Securitas, a leading security services provider of on-site guarding and risk management, suffered a data breach, which exposed 1.5 million files. Based in Sweden and with branches throughout the world, Securitas provides a full suite of security services and products for corporate clients across various industries and employs more than 350,000 people in 48 markets.
The data exposure, discovered by the cybersecurity team at SafetyDetectives, is believed to impact clients within Latin America in the aviation industry. One of the company’s Amazon S3 buckets was left open, exposing employee PII and sensitive company data of at least four airports in Colombia and Peru: El Dorado International Airport, Alfonso Bonilla Aragón International Airport, José María Córdova International Airport in Colombia and Aeropuerto Internacional Jorge Chávez in Peru. Other files may have exposed other airports.
The SafetyDetectives team observed two primary databases containing the information of Securitas employees and airport employees, photos of ID cards and other unmarked images, including full names, pictures of employees, occupations and national ID numbers. The bucket contained:
- Device models of cameras used.
- GPS locations of photos (with coordinates and GPS maps).
- Times and date of photos.
Unmarked photos also exposed the data of Securitas clients, airport employees and associated businesses.

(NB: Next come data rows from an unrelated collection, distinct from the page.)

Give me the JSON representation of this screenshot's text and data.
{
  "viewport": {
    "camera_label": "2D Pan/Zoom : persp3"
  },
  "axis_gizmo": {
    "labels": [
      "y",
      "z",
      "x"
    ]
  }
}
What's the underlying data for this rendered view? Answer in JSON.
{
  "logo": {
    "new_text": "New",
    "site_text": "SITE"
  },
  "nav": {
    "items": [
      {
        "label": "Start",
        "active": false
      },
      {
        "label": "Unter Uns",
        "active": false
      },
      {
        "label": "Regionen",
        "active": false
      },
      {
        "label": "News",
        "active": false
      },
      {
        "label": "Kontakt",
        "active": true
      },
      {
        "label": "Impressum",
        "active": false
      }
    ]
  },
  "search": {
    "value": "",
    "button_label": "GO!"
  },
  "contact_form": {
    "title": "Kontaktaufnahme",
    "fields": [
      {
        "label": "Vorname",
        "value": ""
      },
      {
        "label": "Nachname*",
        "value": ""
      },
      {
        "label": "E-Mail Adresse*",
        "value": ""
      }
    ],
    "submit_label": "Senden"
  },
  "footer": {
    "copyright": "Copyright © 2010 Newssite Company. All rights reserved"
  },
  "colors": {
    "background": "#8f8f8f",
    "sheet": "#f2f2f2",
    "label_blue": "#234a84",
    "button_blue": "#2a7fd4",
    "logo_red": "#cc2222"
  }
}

In addition to exposing photos, the bucket contained data from Securitas mobile apps, used by security officers to help with several tasks, such as incident reporting. While the data did not expose any specific sensitive data, the SafetyDetectives team warns they could be used to aid in criminal activities.
The SafetyDetectives cybersecurity team believes that many companies and employees across several industries may be exposed, and the impact of the breach spreads further than these organizations alone. The breach could affect airport security and the safety of people who protect the lives of travelers and airport staff if guerillas and terrorist organizations accessed the data.